The then 13-year-old Kate Middleton suffered vicious and brutal intimidation at school. Taunts over her height, her quiet demeanour, and that her reputed ‘niceness’ was “too good to be true”, had a profound effect on her. Classmates would hide Kate’s books, call her names and would move to another table if the future royal would sit with them. So bad was the bullying that her parents eventually pulled Kate from the school altogether.

This early brush with mistreatment – like most who have experienced its sting – never truly leaves you. For the Duchess of Cambridge, though she isn’t defined by the bullying, it set her on a path to ensure she can combat it for other children.

Shortly after her marriage to Prince William, Kate backed an anti-bullying campaign under The Royal Foundation charity. Beatbullying’s research was said to have related to the Duchess and her own experiences. Through their work she saw a way to navigate the treacherous waters of bullying, though what spiked Kate’s call to action was their 2010 report on Child Mental Health.

The Duchess of Cambridge plays with a little girl whilst on a 24 hour tour of the UK promoting her 5 Big Questions survey - © Getty Images

The report stated that services were vastly underfunded and underrepresented in the public realm. More chillingly, it concluded that if mental health wasn’t taken seriously as in the same vain as physical, the UK could well expect its next generation to face irreversible harm to mental wellness. This report is believed to have been the catalyst that sparked the Duchess of Cambridge’s fascination with understanding the complexity of mental health, and led to the national and international conversation we are living through today.

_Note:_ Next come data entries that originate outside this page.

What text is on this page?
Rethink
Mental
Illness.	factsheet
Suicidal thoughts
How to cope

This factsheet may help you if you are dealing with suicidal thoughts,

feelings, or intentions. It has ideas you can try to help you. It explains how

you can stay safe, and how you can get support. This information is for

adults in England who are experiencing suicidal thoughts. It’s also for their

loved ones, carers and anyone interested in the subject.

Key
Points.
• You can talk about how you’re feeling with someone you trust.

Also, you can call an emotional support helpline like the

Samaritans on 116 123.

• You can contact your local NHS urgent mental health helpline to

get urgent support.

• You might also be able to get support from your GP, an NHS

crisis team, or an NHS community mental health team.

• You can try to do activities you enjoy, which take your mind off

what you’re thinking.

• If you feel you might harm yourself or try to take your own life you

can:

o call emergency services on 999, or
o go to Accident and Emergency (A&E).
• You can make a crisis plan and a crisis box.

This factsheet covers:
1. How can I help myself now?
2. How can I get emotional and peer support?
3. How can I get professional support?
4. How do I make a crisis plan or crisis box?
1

From acorns grow Oak Trees, and for Kate we have seen her flourishing professionalism with early years development. Her 5 Big Questions survey launched earlier this year, has become one of the biggest surveys ever conducted. She hopes that the results will provide professionals – as well as herself – a clear trajectory on where parents and teachers feel the national focus needs to be.

What is perhaps most remarkable about the Duchess’ survey, isn’t its size but accessibility. For so many parents, years of feeling unheard by those in power, has had a profound effect. Through 5 Big Questions and Kate’s other work, she is leading the charge to finally begin to burst that toxic bubble. Here is a future Queen prepared to listen, to engage in a conversation and allow those from all backgrounds to determine the direction of her work. It is the perfect amalgamation of traditional royal engagement with the acorns of modern monarchy. Inevitably mighty oaks will grow which will root themselves through the Duchess' royal work for decades.

From her own personal childhood, Kate is shaping the early years of her own children. She understands – as does William – that George, Charlotte and Louis will have anything but a completely normal upbringing. Yet that uniqueness will not be an incentive set by the Cambridge’s. Take away the palaces, privilege and pomp, Kate’s children live as any other. It is clear to see they are loved, healthy and behave as any other child. It is a testament to the Duchess of Cambridge that ‘normality’ can be achieved within the gilded cage of royalty.

Kate speaks to young mother at a garden party - © Getty Images

In these uncertain times, children are needing stability more than ever. With such toxicity and violence on display, kindness is in short supply. The Duchess of Cambridge’s message to the nation’s children was one which hits harder, because we have never needed to hear it more. But what perhaps endears Kate’s kindness campaign to all of us, whether young or old, is that it is accessible to everyone and anyone. The Duchess of Cambridge is a royal bruised by injustice of childhood bullying, though has taken that trauma and moulded it into change – necessary change. For many children, she has become much more than a Duchess. There is a feeling that she is their friend and champion. Put simply, she is ‘The Children’s Princess’.